Mayor Brian Blad

Mayor Brian Blad

POCATELLO — Members of the Pocatello City Council and Mayor Brian Blad are mulling sizable raises for themselves as they seek to balance a tight municipal budget.

City leaders opted to tentatively retain proposed pay increases for their positions during a June 13 budgetary workshop, during which they trimmed the budget by removing the lowest priority requests from departmental wish lists. A final budget must still be set at a future meeting.

The mayor stands to receive a 13 percent pay raise, totaling more than $10,000. Slightly more than $31,000 in increases would be divided among the city’s six council members, providing them a 48.5 percent pay raise. Currently, the mayor earns $81,186, plus full health benefits and a retirement package, according to city records. Records show council members earn $10,649 each, plus full health benefits and a retirement package.

Council members Jim Johnston, Linda Leeuwrik, Beena Mannan and Heidi Adamson spoke in support of the pay raises, arguing the job has grown increasingly demanding, and people on limited incomes might avoid running for office if the current pay rate stands.

“If you want some younger people to be able run for the council, you have to start moving in the right direction. Most of them can’t even consider it,” Leeuwrik said.

The four council members also defended a pay raise for Blad.

“I am inclined to believe that any person doing as great a job as Brian Blad is doing, if he was running any other company with 700 employees he would be making a whole lot more money than what he is making as mayor,” Johnston said.

Blad, in turn, stood up for the proposed council raises, emphasizing members must attend 160 meetings per year, plus community events. He argued it now costs members money to serve on the council, given the rate of payment per hour of service compared with what they could be earning elsewhere.

“I would ask you to please look at not yourself but look at the next person who may be sitting in those seats and the expectation we may be setting,” Blad said. “I don’t think this is significant enough, but it is absolutely reasonable to put in.”

Councilman Rick Cheatum vociferously objected to the increases. Councilman Roger Bray was not in attendance at the meeting but later told the Journal he, too, opposes the raises.

“I don’t think any of us got into this for the money, and I don’t think any future candidate is going to get in it for the money,” Cheatum said. “If you average it out, there’s about a $5,000 per person increase, which is almost 50 percent, and I can’t honestly face an employee at a 2 percent (raise) and say I’m going to a 50 percent increase.”

Negotiations regarding employee compensation with the city’s police and fire departments are ongoing. The city’s most recent offer to police was a 2.5 percent pay raise. Furthermore, officials with the police union say they’ve been told there’s no longer room in the budget to move forward with a previously announced plan to provide every officer with a personal patrol car.
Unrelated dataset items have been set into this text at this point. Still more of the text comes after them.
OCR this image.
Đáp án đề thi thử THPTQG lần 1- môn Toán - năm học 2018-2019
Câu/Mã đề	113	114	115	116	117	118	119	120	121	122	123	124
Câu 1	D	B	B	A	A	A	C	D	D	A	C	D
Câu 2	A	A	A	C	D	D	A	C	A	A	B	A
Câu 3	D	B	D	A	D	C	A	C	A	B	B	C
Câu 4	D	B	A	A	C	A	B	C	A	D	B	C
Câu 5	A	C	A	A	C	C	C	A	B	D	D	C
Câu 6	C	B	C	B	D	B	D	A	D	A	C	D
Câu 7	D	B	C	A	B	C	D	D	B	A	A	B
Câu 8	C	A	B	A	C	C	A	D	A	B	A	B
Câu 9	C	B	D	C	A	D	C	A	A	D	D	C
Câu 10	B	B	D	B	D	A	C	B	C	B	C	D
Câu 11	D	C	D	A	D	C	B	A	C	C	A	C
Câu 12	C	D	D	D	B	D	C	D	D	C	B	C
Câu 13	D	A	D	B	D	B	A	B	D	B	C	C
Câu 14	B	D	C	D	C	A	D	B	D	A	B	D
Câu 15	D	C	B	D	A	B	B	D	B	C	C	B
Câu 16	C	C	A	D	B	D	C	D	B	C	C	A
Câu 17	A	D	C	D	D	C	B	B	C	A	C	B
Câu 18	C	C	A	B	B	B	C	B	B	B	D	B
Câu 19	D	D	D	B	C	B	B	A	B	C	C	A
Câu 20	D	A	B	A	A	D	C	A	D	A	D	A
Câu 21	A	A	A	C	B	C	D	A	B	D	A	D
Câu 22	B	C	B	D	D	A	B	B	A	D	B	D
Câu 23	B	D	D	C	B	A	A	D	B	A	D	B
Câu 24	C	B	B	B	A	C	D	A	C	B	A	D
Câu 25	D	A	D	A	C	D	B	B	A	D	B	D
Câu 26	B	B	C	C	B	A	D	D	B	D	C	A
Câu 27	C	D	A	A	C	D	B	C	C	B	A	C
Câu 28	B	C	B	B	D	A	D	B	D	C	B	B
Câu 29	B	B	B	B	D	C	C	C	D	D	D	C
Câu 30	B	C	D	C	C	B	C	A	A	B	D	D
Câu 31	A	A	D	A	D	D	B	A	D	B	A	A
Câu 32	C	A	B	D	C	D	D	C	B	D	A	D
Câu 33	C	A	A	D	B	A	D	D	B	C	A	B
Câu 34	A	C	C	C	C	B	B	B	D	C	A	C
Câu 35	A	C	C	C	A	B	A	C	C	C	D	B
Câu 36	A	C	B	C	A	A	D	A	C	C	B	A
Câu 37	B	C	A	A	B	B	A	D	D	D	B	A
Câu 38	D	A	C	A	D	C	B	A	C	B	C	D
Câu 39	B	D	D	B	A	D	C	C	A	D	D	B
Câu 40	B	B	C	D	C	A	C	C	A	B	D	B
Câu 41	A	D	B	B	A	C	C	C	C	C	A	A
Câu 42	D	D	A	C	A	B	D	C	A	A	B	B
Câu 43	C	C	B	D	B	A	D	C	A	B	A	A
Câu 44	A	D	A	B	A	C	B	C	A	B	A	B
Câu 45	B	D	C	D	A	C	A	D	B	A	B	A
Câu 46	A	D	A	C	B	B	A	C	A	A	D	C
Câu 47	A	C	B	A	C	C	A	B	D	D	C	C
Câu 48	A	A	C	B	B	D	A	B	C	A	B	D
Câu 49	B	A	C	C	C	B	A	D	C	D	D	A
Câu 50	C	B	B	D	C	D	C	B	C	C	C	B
Firefighters have been offered a 1.73 percent raise. The allotted period for negotiations has passed for firefighters’ contracts, and the issue is poised to move into a fact-finding process, which is a form of arbitration. The city’s fire union leader, Capt. Andy Moldenhauer, said his members have reached out to the city and requested a final meeting to avoid that costly and time-consuming process.

Bray has similar concerns about the timing of the proposed pay raises for the council and mayor and how the action would be perceived by city workers.

“We’ve been telling them we have no money and we go just the other direction,” Bray said.

Bray also believes it’s irresponsible for the city to approve such expenses with a major lawsuit “hanging over our head.” An attorney representing city municipal service users in a class-action lawsuit has estimated the city owes $20 million in damages and interest to repay several years of collections made under utility fees deemed illegal by the Idaho Supreme Court. The fees, implemented under a previous mayor and council, were discontinued several years ago.

Johnston said the city has made great progress in its recent negotiations regarding the lawsuit settlement.

“It’s looking much better than what the gloom of a few months ago was,” Johnston said.

Johnston believes the council has made significant strides in communicating with the public and attending community events. Johnston vows the council’s community involvement will aid members in making good decisions during a “very difficult budget process.”

Mannan considers the pay increases to be a step toward making it cost-effective for a public servant to “dedicate time, energy and resources,” noting many council members have to cut their work hours.

Adamson agreed none of the current members are in the position for the money, but she added, “You have to at some point realize we’re behind what other city council (members) are at. I would say the same at the mayor’s position also.”